Anger and Frustration

two very difficult things to contain


let's try to figure this out.
what is stressing me out?
- school, friends, family,  self

narrow it down a bit...
school: being behind in classes, loss of motivation for projects and assignments (stress of deadlines and unfinished work), not wanting to be in class, disruption of classmates
friends: being away from them, not knowing how or being able to express myself to them, weird things going on, having the wrong buttons pushed, feeling like a burden
family: being away from them, their health
self: health, lack of sleep and insomnia, need better time management, need to relax, need to figure out how to relieve my stress, worried and over protective of things I shouldn't be, need to stop over thinking, need to eat better, disappointment that I'm clumsy and irresponsible for losing my wallet on the bus, feeling of lack of self independence

just a lot of internal struggles as well as trying to figure out how to behave Christ-like and the fact that there are so many "I don't knows" verses solutions makes everything even more stressful.

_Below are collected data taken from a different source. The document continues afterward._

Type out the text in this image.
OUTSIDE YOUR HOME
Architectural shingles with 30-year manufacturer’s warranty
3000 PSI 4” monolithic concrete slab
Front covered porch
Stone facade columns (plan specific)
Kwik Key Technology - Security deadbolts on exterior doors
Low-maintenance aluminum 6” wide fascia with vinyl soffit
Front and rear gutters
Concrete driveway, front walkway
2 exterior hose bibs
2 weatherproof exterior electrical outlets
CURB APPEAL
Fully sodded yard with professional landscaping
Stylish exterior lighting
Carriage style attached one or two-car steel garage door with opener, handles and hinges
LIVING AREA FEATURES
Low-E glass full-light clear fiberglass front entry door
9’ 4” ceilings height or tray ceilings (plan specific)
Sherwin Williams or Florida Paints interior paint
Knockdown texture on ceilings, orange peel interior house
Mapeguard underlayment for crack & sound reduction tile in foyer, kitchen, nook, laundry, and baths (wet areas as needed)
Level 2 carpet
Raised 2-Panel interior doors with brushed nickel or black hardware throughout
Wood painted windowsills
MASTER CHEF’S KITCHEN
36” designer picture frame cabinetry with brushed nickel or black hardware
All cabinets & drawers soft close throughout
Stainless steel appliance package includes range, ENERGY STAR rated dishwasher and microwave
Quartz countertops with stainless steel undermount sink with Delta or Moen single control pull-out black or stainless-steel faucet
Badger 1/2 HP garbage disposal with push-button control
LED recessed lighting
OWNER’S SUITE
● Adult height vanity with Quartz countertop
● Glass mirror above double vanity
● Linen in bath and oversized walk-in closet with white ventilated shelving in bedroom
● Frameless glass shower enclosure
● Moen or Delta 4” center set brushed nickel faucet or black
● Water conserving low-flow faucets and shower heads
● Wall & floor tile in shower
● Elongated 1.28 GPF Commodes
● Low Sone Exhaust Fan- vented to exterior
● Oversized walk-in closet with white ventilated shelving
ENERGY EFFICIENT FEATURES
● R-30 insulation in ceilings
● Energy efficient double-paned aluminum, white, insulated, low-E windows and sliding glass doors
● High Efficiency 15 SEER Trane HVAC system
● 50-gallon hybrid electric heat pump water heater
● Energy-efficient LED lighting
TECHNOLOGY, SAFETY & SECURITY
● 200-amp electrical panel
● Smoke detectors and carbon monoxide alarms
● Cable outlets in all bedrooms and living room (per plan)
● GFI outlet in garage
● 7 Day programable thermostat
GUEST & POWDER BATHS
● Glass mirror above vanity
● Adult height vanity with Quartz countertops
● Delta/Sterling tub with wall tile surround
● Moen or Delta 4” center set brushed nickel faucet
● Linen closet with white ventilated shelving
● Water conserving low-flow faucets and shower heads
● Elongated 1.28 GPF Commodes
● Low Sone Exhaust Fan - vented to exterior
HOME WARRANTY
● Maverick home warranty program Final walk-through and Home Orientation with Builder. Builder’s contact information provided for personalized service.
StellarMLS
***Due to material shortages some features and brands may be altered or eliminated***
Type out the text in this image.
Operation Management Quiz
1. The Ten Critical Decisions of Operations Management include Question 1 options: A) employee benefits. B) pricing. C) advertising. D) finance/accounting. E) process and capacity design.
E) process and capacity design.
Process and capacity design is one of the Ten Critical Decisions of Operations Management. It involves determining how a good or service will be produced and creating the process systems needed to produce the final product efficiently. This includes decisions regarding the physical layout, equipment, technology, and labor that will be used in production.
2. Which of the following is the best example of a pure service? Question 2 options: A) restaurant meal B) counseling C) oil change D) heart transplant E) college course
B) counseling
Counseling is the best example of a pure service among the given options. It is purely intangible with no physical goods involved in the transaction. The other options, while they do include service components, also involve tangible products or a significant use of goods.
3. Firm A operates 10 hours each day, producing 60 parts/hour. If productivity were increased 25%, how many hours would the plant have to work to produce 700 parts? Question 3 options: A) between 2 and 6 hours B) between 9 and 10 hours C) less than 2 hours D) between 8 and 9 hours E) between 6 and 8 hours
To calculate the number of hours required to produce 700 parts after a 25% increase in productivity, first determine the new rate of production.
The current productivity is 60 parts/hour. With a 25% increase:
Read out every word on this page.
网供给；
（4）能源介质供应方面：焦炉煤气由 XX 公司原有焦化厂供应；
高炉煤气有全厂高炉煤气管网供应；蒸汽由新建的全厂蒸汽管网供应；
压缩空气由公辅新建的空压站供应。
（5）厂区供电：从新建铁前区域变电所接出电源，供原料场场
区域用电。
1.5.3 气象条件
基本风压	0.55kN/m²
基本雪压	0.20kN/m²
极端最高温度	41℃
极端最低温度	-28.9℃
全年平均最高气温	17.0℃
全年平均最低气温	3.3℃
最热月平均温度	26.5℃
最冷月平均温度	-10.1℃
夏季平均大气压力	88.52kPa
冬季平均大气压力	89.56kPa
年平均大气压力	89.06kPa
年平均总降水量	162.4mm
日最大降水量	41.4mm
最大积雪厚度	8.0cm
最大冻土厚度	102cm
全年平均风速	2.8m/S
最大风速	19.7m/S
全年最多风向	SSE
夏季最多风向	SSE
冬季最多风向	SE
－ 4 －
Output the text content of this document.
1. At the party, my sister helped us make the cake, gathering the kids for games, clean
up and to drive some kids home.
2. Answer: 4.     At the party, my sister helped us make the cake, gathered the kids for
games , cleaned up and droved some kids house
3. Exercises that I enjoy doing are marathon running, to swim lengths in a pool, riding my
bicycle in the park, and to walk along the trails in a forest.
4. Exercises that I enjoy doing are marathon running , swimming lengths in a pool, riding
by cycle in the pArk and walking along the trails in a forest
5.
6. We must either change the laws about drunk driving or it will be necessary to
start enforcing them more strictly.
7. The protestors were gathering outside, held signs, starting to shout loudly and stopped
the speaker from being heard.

i'm still working on a project for an assignment tomorrow, have a calculus assignment that I'm stuck on due tomorrow, as well as an incomplete and dysfunctional lab that needs to be ready for demonstration tomorrow but isn't working. I still can't work out my feelings of being hot and cold and it's stressing me out because I feel like I can't express myself because I know that I'm just going to be angry but I don't know how to relieve myself of this stress and anger and frustration. I know that it's not good so I shouldn't do it but then I don't have an alternate solution. I left my wallet on the bus today and I feel so useless because I can't get it back since my bus pass is in my wallet and the place I have to go to pick it up is far away, an unwalkable distance and I don't want to ask anyone to drive me there because it's not their fault that I lost it or anything and it's not their responsibility and to be frank; it's just a huge hassle and it's annoying. I already feel crummy enough and now I have to learn that I'm still an idiot for not looking back at my seat to check if I left anything behind. Seriously, the one time I don't do a double take, I leave it behind. And at the same time I feel as though I'm just there on the sidelines watching everything happen to the people around me because I don't feel like I am a part of it. Maybe I need to insert myself back into reality instead of expect others to bring me in? I don't understand. I thought I was a gentle and kind person, but right at this moment I feel more angry and disruptive than anything. I just don't want to be here right now. I need to sleep but I'm not getting any and I've been eating so unhealthy lately I'm thinking that I might just get sick or die early. Why do I have to have so many issues and problems? Why can't I just change back to my old happy self, seeing the best in people and being optimistic about everything? Why does this side of me have to surface right now, before finals? Can I really risk this right now?

I need to focus. I need to get my priorities straight. I need to calm down. I need to get my wallet back. I need to be more independent. I need to play basketball or something. I  need to let this stress out before it takes control of me.

This is not right. This isn't how I should be. I need to be in my right mind again.